A anemia hemolítica autoimune (AHAI) consiste na destruição prematura dos eritrócitos devido à autoanticorpos que se ligam às suas membranas. Pode ser subdividida em dois tipos principais com base na temperatura de reatividade dos anticorpos: quente e frio. Quanto aos achados clínicos, estes são variados e podem oscilar de leves a graves dependendo dos níveis de hemoglobina, da presença de comorbidades e do grau de atividade da doença. O teste de Coombs direto é essencial para confirmar a etiologia autoimune da anemia e o monitoramento contínuo inclui também a avaliação dos níveis de lactato desidrogenase (LDH).
Apresentação do casoPaciente do sexo feminino, 34 anos, com histórico prévio de pênfigo vulgar não tratado, leiomioma uterino com metrorragia recorrente e osteoporose tratada com cálcio, vitamina D e denosumabe, além de cirurgia bariátrica há cerca de um ano com terapia com ferro intravenoso até então. Apresentava astenia e exames prévios apresentavam anemia moderada de caráter microcítico e hipocrômico. Novos exames laboratoriais indicaram anemia moderada (hemoglobina 9,1 g/dL) com reticulocitose (11,7%), haptoglobina inferior a 8, aumento de LDH (440 U/L), bilirrubina indireta no limite superior de normalidade, ferro sérico 92 mcg/dL e ferritina 209 ng/mL, sugerindo anemia hemolítica. Foi realizada imunofenotipagem para hemoglobinúria paroxística noturna, com resultado negativo. O teste de Coombs direto também foi negativo e se manteve negativo em todos os laboratórios mensais posteriores realizados. Eletroforese de proteínas revelou hipogamaglobulinemia com curva de fragilidade osmótica negativa. Foi iniciada prednisona em dose imunossupressora, azatioprina 50 mg/dia e ácido fólico 10 mg/dia. Cerca de 4 meses depois, houve melhora para níveis normais de hemoglobina, reticulócitos, LDH, haptoglobina e bilirrubina indireta, porém manteve ferro sérico baixo e saturação de transferrina inferior a 6%. Devido à resposta favorável à corticoterapia, reduziu-se a prednisona para 10 mg e a azatioprina para administração em dias alternados, visando a atenuar a vertigem secundária à segunda medicação.
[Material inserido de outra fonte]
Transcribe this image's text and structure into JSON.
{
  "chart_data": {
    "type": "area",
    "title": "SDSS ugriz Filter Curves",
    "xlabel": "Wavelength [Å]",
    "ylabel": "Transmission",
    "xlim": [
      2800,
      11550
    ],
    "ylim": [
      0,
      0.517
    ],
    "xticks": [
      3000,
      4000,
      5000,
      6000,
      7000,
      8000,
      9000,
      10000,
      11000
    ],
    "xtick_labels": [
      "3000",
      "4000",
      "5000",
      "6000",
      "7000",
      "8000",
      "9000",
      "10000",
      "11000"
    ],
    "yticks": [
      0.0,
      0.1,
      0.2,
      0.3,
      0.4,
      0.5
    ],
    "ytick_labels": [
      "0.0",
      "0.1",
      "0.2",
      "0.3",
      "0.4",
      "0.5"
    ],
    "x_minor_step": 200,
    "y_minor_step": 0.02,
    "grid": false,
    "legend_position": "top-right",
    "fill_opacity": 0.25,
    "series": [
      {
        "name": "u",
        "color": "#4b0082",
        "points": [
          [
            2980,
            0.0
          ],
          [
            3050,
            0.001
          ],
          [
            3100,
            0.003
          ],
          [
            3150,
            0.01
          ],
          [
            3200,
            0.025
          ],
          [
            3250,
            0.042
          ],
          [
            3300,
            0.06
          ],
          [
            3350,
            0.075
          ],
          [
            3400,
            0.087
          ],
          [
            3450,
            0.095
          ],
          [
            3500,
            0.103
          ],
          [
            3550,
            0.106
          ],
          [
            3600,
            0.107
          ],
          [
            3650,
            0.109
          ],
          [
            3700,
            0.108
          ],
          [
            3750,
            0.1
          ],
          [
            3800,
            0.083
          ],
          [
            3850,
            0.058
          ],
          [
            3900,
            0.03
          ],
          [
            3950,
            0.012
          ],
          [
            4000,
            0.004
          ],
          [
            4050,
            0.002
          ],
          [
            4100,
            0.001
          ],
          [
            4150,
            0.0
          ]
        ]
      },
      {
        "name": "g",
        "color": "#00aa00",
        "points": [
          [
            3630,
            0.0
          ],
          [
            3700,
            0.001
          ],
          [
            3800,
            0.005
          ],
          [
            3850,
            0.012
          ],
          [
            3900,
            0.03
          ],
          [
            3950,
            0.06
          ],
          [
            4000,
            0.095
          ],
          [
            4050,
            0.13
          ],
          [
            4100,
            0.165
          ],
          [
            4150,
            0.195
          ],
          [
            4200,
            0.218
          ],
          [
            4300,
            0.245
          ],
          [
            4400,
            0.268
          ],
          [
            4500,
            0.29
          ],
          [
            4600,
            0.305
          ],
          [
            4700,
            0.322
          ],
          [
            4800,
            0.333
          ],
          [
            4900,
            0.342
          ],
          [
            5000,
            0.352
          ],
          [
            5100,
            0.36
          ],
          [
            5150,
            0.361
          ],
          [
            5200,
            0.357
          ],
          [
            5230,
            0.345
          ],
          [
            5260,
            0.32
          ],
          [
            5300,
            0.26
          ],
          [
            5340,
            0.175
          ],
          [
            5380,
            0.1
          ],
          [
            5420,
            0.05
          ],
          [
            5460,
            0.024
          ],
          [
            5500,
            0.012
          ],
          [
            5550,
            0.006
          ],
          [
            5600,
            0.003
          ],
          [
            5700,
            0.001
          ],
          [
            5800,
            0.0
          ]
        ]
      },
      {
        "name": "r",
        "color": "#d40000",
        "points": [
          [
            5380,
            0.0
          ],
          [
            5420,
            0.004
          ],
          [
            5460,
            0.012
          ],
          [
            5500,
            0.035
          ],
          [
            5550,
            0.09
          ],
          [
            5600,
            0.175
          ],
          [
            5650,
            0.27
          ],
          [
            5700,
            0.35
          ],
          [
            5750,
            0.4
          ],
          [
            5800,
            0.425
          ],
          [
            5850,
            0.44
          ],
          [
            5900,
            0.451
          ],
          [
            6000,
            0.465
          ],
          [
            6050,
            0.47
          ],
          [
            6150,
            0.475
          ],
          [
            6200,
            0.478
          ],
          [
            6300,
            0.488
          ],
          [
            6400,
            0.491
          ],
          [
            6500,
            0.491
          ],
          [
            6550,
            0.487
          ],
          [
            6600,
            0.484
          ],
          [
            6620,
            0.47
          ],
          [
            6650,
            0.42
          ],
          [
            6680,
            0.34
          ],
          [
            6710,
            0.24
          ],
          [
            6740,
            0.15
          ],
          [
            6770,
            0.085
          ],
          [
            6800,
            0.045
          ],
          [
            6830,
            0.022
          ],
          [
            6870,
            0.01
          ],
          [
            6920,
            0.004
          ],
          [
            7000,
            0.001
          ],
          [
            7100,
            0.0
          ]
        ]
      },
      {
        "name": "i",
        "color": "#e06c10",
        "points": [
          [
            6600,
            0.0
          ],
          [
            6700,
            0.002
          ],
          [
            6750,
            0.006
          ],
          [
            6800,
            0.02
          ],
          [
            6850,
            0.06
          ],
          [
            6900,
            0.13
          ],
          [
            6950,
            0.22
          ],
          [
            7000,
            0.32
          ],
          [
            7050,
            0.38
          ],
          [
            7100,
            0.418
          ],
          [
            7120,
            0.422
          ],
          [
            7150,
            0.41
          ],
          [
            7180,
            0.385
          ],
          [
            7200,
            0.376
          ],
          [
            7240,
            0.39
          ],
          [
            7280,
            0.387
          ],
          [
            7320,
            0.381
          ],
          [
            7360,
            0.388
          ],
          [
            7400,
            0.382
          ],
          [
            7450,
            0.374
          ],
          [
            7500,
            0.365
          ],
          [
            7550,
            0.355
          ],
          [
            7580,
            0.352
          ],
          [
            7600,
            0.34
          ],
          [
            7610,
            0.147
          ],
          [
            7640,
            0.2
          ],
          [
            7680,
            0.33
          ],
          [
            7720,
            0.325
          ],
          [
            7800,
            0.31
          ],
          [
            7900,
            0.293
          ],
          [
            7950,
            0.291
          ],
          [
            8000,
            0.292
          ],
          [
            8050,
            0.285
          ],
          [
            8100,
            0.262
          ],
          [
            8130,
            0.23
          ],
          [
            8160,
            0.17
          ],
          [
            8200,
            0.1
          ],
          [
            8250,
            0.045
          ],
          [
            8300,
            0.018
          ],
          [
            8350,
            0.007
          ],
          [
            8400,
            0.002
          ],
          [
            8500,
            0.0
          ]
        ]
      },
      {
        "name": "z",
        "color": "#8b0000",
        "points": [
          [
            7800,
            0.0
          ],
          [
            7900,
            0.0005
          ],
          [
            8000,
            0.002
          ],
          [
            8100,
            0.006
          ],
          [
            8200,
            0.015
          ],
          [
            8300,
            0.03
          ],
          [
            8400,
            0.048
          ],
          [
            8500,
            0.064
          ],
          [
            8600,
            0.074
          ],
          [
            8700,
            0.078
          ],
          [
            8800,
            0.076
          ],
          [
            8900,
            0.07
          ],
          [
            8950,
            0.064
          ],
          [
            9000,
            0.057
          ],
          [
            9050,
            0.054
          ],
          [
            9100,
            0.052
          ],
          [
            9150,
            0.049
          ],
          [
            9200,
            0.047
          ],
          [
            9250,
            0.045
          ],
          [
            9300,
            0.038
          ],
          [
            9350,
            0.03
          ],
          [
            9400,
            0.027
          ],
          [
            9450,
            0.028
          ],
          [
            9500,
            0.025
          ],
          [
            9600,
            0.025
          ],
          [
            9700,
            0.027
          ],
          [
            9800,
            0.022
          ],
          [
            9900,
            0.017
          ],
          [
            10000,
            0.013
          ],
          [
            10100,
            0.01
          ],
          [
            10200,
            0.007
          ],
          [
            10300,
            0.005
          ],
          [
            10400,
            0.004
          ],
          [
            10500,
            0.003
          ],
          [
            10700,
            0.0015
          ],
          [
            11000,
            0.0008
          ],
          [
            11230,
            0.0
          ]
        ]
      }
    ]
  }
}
Além da administração de ferro intravenoso para correção da ferropenia associada, foi mantida suplementação diária de ácido fólico.
Discussão e conclusãoEmbora a anemia hemolítica não seja uma condição rara, a falta de evidências no teste de Coombs direto em um cenário sugestivo de anemia hemolítica autoimune é extremamente incomum. No entanto, marcadores de hemólise identificados nos exames laboratoriais juntamente com a exclusão de possíveis causas hereditárias podem corroborar com essa hipótese. Além disso, a melhora clínica observada com o uso de corticoterapia em dose imunossupressora, conforme preconizado na literatura, reforça essa associação. Este caso enfatiza a importância de relatar apresentações atípicas de doenças bem estabelecidas, especialmente quando há uma resposta positiva ao tratamento padrão. Além disso, este relato enfatiza a necessidade de considerar a AHAI ao diagnóstico mesmo na presença de resultados negativos no teste de Coombs direto.